Andrea is a female name in Spain, unless it's in very specific regions that I don't know of (source: I'm Spanish). I think you're right about Italy, though.
I'm Italian, my name is Gabriele and it classifies it as female. That's wrong. In Italy, Gabriele is a male name. I agree that this is useless without location information.
The only reliable way to find out someone's gender is to ask them what gender they currently think they are. There are more than two genders and an individual's gender can change with time.

A better strategy all-round would to be ask yourself whether you need to know someone's gender. I can think of very few legitimate reasons to know and record a user's gender and many of them can be dealt with by simply asking them what they'd like to be referred as, perhaps in more than one scenario.

One use I've come across for inferring genders was tackling record depupliction across multiple data sources. In one data set we might have the gender information of an individual but have it be missing in another.

Turns out gender is great to include in a blocking keys to reduce number of comparisons. Extrapolating an inferred gender in the dataset without one was incredibly helpful.

You are forgetting that the individual might consider the gender to be private information. Some people might want to use a different gender in different contexts. See the ESPN/Grantland suicide issue recently if you care/dare.
An individual that considers gender to be private information , and that uses different genders in different situations is very unlikely to be using a name that can be classified with a high degree of confidence as one gender.

A person using the name "Jack" is unlikely to be assumed to be a woman, even if that person selected "female" from a drop down somewhere. If the same person uses Jack/M and Cindy/F in different contexts, no fuzzy algorithm is going to resolve them as the same person (bar some other, stronger ID, such as a SSN).

EDIT: I initially used "William" as an example. Ironically, it turns out that name is only 57.6% male. Both Jack and Cindy are 90% male/female.

At least in the UK, Jack is a fairly common shortening of Jacqueline. The only way of determining a users gender is asking them directly, and if a person wishes to enter different values into different systems, all the more power to them.
"I initially used "William" as an example. Ironically, it turns out that name is only 57.6% male. Both Jack and Cindy are 90% male/female."

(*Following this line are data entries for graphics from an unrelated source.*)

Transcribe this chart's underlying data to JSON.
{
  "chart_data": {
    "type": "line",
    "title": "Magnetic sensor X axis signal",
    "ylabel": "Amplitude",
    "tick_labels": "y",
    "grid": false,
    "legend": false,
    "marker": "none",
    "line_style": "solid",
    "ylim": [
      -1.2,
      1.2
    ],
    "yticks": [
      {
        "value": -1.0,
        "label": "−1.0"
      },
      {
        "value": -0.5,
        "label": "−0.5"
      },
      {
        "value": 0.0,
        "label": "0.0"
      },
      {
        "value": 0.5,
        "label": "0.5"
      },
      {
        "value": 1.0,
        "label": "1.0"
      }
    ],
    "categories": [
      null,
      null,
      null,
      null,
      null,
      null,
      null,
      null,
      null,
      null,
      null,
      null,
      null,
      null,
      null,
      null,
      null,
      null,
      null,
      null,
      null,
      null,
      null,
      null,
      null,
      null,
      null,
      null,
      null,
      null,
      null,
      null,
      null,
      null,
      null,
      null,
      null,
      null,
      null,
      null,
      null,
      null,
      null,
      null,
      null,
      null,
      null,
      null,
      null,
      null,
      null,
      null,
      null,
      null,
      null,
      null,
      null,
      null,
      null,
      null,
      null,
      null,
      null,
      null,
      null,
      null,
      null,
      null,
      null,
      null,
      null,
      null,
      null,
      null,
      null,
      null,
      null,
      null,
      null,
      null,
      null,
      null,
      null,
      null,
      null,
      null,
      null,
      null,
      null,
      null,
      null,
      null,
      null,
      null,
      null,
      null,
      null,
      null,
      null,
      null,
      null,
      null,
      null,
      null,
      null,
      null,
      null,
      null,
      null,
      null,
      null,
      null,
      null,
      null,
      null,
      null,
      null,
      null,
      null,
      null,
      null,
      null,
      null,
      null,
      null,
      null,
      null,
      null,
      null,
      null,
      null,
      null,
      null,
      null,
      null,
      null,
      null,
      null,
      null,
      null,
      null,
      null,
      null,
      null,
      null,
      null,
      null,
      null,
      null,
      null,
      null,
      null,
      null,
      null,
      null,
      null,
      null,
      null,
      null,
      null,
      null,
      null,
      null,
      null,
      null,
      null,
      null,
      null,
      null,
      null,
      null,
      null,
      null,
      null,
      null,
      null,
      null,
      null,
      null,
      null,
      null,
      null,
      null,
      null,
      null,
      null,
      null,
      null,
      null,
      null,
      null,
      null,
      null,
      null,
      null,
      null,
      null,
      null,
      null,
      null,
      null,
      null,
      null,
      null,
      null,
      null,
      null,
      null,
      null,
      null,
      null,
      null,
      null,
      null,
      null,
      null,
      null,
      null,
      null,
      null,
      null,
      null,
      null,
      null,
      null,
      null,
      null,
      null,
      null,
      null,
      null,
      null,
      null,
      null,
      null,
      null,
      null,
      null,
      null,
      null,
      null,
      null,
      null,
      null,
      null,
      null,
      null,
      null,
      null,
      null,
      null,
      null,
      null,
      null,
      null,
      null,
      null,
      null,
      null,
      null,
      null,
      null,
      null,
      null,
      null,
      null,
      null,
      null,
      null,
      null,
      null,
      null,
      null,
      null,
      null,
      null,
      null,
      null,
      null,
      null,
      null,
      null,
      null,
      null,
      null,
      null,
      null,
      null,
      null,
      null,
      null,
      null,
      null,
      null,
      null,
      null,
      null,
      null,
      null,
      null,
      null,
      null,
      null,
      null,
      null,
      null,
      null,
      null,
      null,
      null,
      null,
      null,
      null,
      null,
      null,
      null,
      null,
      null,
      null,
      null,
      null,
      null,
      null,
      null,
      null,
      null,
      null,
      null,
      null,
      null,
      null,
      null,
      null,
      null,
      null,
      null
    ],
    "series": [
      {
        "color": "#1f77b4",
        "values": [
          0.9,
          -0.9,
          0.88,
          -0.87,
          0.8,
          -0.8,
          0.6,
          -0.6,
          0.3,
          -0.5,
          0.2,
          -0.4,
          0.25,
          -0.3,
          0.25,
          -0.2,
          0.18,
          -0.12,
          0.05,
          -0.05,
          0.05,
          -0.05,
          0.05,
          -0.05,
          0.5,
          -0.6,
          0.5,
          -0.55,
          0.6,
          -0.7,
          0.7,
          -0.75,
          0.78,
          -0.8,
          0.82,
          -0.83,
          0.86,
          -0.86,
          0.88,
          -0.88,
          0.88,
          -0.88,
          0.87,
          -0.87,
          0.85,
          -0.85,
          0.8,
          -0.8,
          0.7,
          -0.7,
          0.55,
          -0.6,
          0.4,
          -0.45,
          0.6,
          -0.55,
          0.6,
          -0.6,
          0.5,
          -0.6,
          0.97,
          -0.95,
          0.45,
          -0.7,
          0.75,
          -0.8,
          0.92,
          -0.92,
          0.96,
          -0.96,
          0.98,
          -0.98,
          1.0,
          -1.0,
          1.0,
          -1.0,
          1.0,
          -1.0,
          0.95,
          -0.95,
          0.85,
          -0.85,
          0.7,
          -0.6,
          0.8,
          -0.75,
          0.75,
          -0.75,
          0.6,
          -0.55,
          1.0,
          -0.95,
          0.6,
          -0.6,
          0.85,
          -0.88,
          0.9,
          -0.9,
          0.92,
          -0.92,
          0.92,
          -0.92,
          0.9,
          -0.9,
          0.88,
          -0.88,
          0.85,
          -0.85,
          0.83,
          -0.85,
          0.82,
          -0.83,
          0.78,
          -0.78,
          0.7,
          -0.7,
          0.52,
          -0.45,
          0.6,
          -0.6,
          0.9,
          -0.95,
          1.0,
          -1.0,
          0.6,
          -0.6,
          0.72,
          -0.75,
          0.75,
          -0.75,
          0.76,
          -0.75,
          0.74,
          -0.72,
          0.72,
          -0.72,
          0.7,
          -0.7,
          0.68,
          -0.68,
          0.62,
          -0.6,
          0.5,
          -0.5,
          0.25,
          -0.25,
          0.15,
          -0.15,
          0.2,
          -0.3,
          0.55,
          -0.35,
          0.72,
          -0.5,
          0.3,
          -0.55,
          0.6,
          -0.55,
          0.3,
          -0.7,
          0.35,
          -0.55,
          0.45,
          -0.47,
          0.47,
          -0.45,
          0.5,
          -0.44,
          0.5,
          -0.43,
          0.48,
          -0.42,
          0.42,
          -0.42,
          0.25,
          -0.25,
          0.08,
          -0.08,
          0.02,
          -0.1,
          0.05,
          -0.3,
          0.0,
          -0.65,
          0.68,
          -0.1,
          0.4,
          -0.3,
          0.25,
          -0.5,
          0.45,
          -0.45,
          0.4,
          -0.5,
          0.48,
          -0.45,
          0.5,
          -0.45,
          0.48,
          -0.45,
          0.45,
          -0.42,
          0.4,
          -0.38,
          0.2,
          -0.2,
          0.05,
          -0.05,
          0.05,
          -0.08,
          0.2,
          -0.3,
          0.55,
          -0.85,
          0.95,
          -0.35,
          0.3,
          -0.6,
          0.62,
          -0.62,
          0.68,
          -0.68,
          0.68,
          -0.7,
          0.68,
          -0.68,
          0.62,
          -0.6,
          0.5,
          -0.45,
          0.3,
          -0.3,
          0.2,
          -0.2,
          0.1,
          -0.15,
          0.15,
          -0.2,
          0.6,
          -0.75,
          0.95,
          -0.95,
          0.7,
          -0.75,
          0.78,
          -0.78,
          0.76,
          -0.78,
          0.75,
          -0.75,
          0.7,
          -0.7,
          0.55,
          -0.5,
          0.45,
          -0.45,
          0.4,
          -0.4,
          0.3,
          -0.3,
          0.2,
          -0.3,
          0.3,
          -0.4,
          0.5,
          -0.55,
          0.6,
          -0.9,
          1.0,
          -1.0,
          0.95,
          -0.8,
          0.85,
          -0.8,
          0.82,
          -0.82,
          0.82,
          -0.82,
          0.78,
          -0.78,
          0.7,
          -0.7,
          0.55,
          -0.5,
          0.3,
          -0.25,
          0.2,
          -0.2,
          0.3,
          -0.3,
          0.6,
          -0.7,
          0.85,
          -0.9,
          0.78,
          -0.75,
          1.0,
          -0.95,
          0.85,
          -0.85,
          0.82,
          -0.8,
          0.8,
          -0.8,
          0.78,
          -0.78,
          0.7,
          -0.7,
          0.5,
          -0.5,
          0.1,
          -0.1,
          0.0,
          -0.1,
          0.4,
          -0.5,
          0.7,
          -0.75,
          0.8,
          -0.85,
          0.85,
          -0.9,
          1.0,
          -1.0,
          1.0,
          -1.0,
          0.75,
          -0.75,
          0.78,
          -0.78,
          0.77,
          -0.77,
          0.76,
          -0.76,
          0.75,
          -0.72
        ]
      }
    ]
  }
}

You have just used the numbers from the API as evidence of its own accuracy.

I get ~70% for a name I've never even heard of being used for a female.
Neat. Should probably call out that it's an API for "gender classification of english names". Did you build this mostly for learning/personal purposes?
This is great fun, could you embed share options? I could trigger a share-war amongst my friends!

  if probability == "59.369936" {
    probability = "?"
    gender = "unknown"
  }
I spend a lot of time choosing gender neutral names for story based scenarios in proposals (the joys of corporate work).

http://en.wikipedia.org/wiki/Unisex_name has been mentioned elsewhere, but I've found it pretty useful.

Unlike a lot of people here, I don't think there is anything wrong with an API like this. It's true that it isn't culturally neutral, but there are times when any piece of information is useful.

I think it is important to make a distinction between gender and sex [1]. The link below is a makes a pretty good distinction between the two.

"Sex" refers to the biological and physiological characteristics that define men and women.

"Gender" refers to the socially constructed roles, behaviours, activities, and attributes that a given society considers appropriate for men and women.